Outside the apartment, she heard heavy footsteps. She assumed it was Bennett Walton coming back, but then she saw the face and burly body of Ken McCarty grinning at her from the doorway. She found it hard to muster a smile in return.
‘Hey, you,’ he said. ‘I got your text.’
‘Hey.’
Ken strolled through the apartment and slid down next to her. He sensed her bleak mood. ‘You okay? Guppo told me you rolled the Av.’
‘I’m fine.’
He nudged her in the ribs with an elbow, and her torso was tender. ‘You don’t look fine.’
‘I’m fine,’ she repeated, with a hint of irritation.
‘Okay. Just asking. Nice wheels outside.’
‘It’s a rental.’
‘Yeah, when I rent, I don’t get a Vette. Are you sticking around overnight? You want to come over to the love shack?’
‘No, Stride wants me back up north.’
‘Too bad. Did you learn anything down here?’
‘Nothing that ties Roslak’s murder to Duluth. Nothing that ties Marty Gamble to Fong Dao. I talked to Fong’s girlfriend, and she’s convinced that Fong was set up. He wasn’t involved in the Keck break-in at all.’
Ken chuckled. ‘Sure. Him and all the other innocent men with multiple burglary convictions.’
‘I know, stupid, right? The crazy thing is, I think I believe her.’
‘Maggie Bei doubting herself? That’s new.’
She shrugged. ‘I was too sure of myself in those days. Too cocky. I should have asked more questions.’
‘Sounds like twenty-twenty hindsight to me. We got a tip, we got a warrant, we nailed him. They should all be so easy.’
‘Maybe it was too easy,’ Maggie said. ‘Djemilah says the people at St. Luke’s knew about Fong’s criminal record. Any one of them could have pointed us at him. Once we found the stash in his apartment, I was ready to close the book.’
‘Not just you. Stride was convinced, too. So was K-2.’
‘Yeah, but I sold it. I said we had our guy. I looked for an accomplice and didn’t find one, so that was that. Except obviously, I screwed up the whole case. Think about it, how could I find an accomplice in Fong’s life if Fong wasn’t even involved in the crime?’
‘Come on, don’t dump on yourself because of what this girl told you. If we convicted men based on the stories they tell their girlfriends, the jails would be empty.’
‘You’re right about that.’
‘Of course I am.’ He checked his phone and read an incoming message. ‘Anyway, duty calls, babe. I gotta run, but I’m glad you let me know you were in town. Shame you can’t stay.’
‘Yeah.’ She leaned across and kissed him. Plenty of tongue. ‘You coming this weekend?’

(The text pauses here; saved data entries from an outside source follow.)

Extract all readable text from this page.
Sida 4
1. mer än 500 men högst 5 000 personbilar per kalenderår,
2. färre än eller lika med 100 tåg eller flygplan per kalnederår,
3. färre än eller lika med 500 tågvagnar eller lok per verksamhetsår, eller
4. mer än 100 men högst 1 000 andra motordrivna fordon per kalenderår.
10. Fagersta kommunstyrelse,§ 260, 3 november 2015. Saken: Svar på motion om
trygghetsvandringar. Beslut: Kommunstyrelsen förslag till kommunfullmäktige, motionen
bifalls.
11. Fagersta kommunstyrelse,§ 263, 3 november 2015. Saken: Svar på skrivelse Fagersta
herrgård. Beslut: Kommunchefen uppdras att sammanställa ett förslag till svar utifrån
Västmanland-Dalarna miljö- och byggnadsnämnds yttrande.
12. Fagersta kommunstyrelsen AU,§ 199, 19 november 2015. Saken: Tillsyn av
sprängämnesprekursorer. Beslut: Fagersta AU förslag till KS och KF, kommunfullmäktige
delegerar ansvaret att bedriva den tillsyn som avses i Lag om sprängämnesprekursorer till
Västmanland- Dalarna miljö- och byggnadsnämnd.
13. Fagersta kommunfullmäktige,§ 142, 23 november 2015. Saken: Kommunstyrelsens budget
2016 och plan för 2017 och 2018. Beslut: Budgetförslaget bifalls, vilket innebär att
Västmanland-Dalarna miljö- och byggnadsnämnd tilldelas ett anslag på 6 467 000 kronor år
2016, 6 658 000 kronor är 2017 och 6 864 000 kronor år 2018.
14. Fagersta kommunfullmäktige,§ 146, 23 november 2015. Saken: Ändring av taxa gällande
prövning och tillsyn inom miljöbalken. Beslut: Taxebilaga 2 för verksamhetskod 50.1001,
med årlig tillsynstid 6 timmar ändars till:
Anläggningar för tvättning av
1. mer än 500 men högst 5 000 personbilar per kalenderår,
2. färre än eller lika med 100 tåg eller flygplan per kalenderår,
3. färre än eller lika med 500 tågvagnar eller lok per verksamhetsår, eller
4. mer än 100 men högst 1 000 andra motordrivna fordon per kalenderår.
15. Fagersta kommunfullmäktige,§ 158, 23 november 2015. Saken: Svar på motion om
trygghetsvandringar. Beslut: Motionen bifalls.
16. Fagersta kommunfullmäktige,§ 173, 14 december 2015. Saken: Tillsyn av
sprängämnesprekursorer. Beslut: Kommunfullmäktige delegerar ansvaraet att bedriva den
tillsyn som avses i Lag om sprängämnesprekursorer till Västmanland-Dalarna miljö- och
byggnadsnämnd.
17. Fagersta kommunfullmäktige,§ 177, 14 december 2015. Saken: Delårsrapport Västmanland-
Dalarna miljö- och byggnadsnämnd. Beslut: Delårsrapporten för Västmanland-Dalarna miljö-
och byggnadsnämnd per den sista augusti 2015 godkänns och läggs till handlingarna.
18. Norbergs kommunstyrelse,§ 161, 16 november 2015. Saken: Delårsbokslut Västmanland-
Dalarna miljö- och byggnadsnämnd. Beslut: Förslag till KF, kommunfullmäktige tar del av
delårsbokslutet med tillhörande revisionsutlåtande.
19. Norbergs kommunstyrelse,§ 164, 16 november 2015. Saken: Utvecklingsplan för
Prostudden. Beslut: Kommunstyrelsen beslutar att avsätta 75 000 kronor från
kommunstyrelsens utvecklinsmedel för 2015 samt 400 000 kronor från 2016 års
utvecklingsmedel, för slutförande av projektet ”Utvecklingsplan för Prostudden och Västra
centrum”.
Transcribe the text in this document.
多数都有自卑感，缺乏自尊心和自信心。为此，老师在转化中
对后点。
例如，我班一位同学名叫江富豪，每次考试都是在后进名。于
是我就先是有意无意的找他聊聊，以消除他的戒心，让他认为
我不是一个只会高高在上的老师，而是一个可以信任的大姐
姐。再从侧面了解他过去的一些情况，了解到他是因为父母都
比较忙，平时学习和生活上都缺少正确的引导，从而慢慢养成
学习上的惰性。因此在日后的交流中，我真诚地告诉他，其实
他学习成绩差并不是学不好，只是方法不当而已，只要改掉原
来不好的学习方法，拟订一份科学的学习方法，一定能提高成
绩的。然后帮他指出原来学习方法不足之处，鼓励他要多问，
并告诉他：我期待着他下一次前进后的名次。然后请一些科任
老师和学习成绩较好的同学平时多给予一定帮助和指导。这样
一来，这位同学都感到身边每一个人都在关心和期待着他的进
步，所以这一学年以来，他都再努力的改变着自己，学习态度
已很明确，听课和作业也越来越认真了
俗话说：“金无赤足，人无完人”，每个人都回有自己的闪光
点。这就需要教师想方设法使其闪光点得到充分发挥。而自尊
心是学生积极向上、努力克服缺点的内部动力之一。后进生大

‘I’m practically coming now.’
‘Go,’ she said.
Ken pushed himself to his feet and left her alone in Roslak’s apartment, which was now nearly pitch black. She lingered in the darkness, thinking about Fong Dao and his conviction for murder. She’d led the raid on his apartment herself. She’d been the one who found the box, opened it, found the jewels, found the cash, found the gun. It was all laid out for her. Open and shut.
Too easy.
No matter what Ken said, and no matter what she told herself, she couldn’t shake a sick feeling in her gut. Something was wrong. Everything was wrong.
She was beginning to think she’d made a mistake ten years ago that had cost a man his life.